Do you have any idea what whouold be our next step? Should we go for another surgery though she is not liking to take the suffering again of surgery.
Otherwise she is energetic,agile and have no problems at all. Please advise.
|Dr. Tamer Fouad - Thu Mar 05, 2009 4:15 pm||
I am not really in a position to advise you at all. What I can do is explain a few points regarding the management of ovarian cancer. Platinum regimens (especially carboplatin-taxol) is the 1st line regimen for ovarian cancer whether in the adjuvant setting or after after the disease has recurred if there is at least a 6 months platinum free period as well as in the metastatic setting.
Carboplatin-gemcitabin has also been associated with similar outcome to carboplatin taxol but the comparision is indirect as these regimens have not been compared to each other in the same clinical trial. One of the main reasons to use carbplatin gemcitabin is in patients with residual neurotoxicity due to previous taxol.
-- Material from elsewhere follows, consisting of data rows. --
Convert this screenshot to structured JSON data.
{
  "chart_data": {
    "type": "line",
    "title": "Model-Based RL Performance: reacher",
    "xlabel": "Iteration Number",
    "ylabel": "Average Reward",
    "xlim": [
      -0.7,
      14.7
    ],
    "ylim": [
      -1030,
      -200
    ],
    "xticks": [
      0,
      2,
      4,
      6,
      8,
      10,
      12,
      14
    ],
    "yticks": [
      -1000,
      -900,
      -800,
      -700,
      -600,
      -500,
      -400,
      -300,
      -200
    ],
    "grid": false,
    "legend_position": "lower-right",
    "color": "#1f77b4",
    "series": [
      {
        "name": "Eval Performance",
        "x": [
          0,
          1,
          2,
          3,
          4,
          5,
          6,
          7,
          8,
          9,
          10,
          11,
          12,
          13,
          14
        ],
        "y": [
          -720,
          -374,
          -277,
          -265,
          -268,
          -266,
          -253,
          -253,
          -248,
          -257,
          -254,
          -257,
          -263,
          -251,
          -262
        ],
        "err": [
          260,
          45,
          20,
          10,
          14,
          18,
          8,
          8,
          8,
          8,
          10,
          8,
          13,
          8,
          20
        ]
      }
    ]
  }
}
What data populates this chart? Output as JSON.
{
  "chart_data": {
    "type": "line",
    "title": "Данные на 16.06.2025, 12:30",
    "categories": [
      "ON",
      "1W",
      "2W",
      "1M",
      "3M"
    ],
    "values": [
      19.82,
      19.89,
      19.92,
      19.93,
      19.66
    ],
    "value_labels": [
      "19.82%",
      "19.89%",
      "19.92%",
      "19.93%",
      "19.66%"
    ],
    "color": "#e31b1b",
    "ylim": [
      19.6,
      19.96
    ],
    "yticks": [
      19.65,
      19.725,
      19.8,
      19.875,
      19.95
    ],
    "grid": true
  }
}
That said, the mainstay of treatment in ovarian cancer is surgery but only when surgery can achieve what is known as optimal cytoreduction (ie, size of the tumor left behind after surgery is <1cm). If optimal cytoreduction is not achievable the role of surgery becomes doubtful.
So its really up to her surgeon to decide whether optimal cytoreduction is achievable depending on the disease present in her recent scans. Again, the results of surgery in the setting of recurrence (2ry cytoreduction) is not acceptable by all and most surgeons require that patients receive chemotherapy first as a sort of invivo test for chemosensitivity.
She seems to be doing really well with gemcitabin-carboplatin and it is a relatively less toxic regimen. Why does she wish to avoid receiving additional cycles? I would have thought the results of her markers would be reassuring.